Marie ist 18 Jahre alt, leidet an der Borderline-Störung und ist der felsenfesten Überzeugung, keinen Platz in der Welt zu haben, und dies lässt ihrer Ansicht nach nur einen einzigen Schluss zu: Selbstmord. Dies ist der Mittelpunkt ihrer Gedanken und ihres Lebens, all ihr Denken und Tun ist darauf ausgerichtet, wird beeinflusst von der Aussicht ihres nahenden, selbst herbeigeführten Todes. Schon einmal hat sie versucht, ihrem Leben ein Ende zu setzen, es aber nicht geschafft. Einem weiteren Versuch steht nur eines im Weg: ihr Therapeut, dem sie das Versprechen gegeben hat, noch ein Jahr durchzuhalten, damit er sie im Gegenzug nicht in eine Psychatrie einweist. Auch Emanuel, den Marie im Wartezimmer ebenjenes Therapeuten kennenlernt, denkt an Selbstmord, wenngleich auch aus anderen Gründen: Er hat aufgrund eines Hirntumors nur noch wenige Wochen zu leben und möchte, bevor der Krebs neben seinem Körper auch noch seinen Geist infiltriert, selbst über die Art seines Ablebens entscheiden, und er braucht Maries Hilfe, um, wie er sagt, die Furcht vor dem Tod zu verlieren. Doch in demselben Grad wie Emanuel sich zusehends mit seinem nahenden (Frei-)Tod arrangiert, verliert Marie die Angst vor dem Leben, sodass ihr Plan, gemeinsam mit Emanuel zu sterben, immer unwahrscheinlicher wird.
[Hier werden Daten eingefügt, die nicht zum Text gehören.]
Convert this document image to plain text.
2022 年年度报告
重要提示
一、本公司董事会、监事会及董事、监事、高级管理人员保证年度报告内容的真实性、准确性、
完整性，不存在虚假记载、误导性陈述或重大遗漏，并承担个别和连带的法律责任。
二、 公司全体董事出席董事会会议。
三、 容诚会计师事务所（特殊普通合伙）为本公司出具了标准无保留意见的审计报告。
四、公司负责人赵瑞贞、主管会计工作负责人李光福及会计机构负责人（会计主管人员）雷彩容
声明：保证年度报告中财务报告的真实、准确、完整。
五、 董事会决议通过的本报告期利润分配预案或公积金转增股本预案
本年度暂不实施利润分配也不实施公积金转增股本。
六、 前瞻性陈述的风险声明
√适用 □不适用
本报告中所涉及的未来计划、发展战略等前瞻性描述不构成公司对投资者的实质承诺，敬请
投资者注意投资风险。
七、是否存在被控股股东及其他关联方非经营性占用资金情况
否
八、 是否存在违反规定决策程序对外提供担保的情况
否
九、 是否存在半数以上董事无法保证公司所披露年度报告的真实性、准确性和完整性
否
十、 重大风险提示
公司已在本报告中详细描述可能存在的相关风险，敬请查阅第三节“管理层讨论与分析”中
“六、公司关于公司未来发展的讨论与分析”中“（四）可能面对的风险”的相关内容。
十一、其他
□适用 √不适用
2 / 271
Sandra Weihs verzichtet in ihrem Roman (beinahe) gänzlich auf Sentimentalitäten, Psychologisierungen und Verallgemeinerungen, obwohl die Handlung, die man in ähnlichen Varianten vielleicht schon gehört, gelesen oder gesehen hat, genug Raum dafür bieten würde. Der Kunstgriff ist, dass sie Marie selbst als Ich-Erzählerin zu Wort kommen und ihre Geschichte erzählen lässt: Marie hat, den nahenden Selbstmord vor Augen, absolut nichts zu verlieren, und ihre arrogante Haltung gegenüber ihrer Umwelt und der menschlichen Existenz an sich spiegelt sich auch in ihrer Sprache wider, die unverblümt und direkt daherkommt – ganz egal, ob sie nun Emanuel triftige Gründe für einen Selbstmord darlegt, ihre eigene Weltanschauung reflektiert oder sich mal wieder über die Menschheit und deren Scheinheiligkeit auskotzt. Dass ihre Helden Kurt Cobain und Emil Cioran sind, ein ebenso radikaler wie mittlerweile vergessener Philosoph des letzten Jahrhunderts, der unter anderem ein Werk mit dem Titel Vom Nachteil, geboren zu sein veröffentlicht hat, kommt nicht von ungefähr.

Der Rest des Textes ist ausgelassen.